I've never understood why is is nearly impossible to get tomatoes that have great taste and texture.

Almost all of the fresh tomatoes I buy are tasteless. I've reconciled myself to only buying them in the late Summer and early Fall, but even then it's a dicey proposition. Does anyone have any tips for getting nice ones, aside from buying them at farmstands, as Njorl suggested?

Larry, you answered your own question: The only tomatoes worth eating are grown within 100 miles of where you live. When no such are available, don't buy fresh tomatoes. Period. The way to be sure of what you are getting is to buy at the farmers' markets.

My lunch spot, the Bread Line in Washington, has a tomato-intensive menu from July through October. The rest of the year it serves no tomatoes (except cherry tomatoes).

"Does anyone have any tips for getting nice ones, aside from buying them at farmstands"
-- I surprised no one has mentioned this tip: Grow the tomatoes in your backyard, let them ripen completely & eat at once. I have a tray of 1" high tomato seedlings under a grow light on my shelf now. In 3 months they go into my backyard garden. Around early August some tomatoes will be ready.

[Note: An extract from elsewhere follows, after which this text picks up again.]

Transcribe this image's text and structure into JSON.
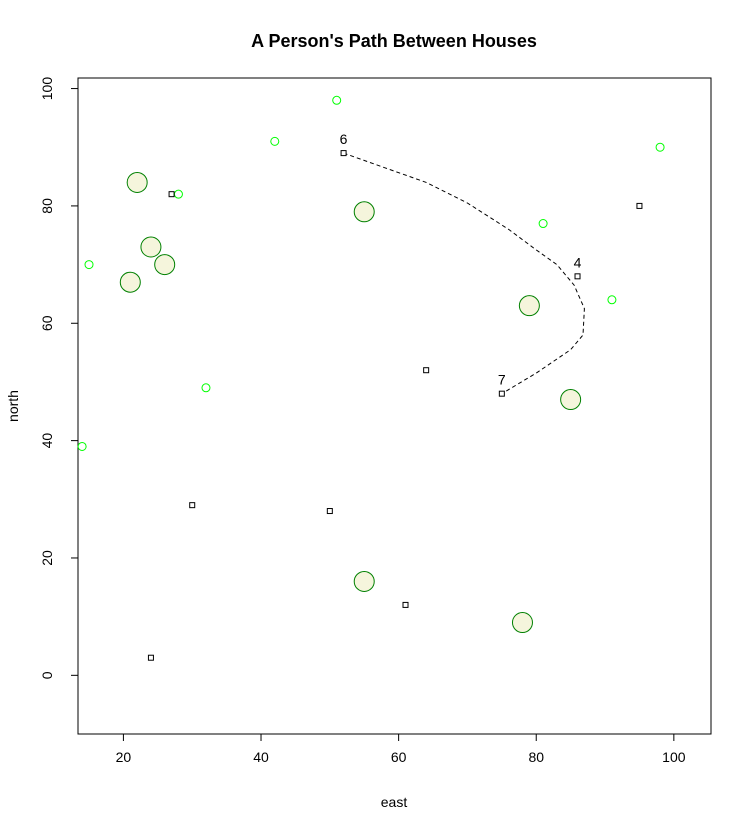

Yeah, even Cook's Illustrated/America's Test Kitchen came down firmly on the side of canned tomatoes, even saying that good canned tomoatoes were competitive with ones you buy at the peak of the season. They recommended Muir Glen, which I can heartily agree with.

The same thing goes for supermarket seafood unless you live near where it's caught, by the way.

Yeah, even Cook's Illustrated/America's Test Kitchen came down firmly on the side of canned tomatoes, even saying that good canned tomatoes were competitive with ones you buy at the peak of the season. They recommended Muir Glen, which I can heartily agree with.

The same thing goes for supermarket seafood unless you live near where it's caught, by the way.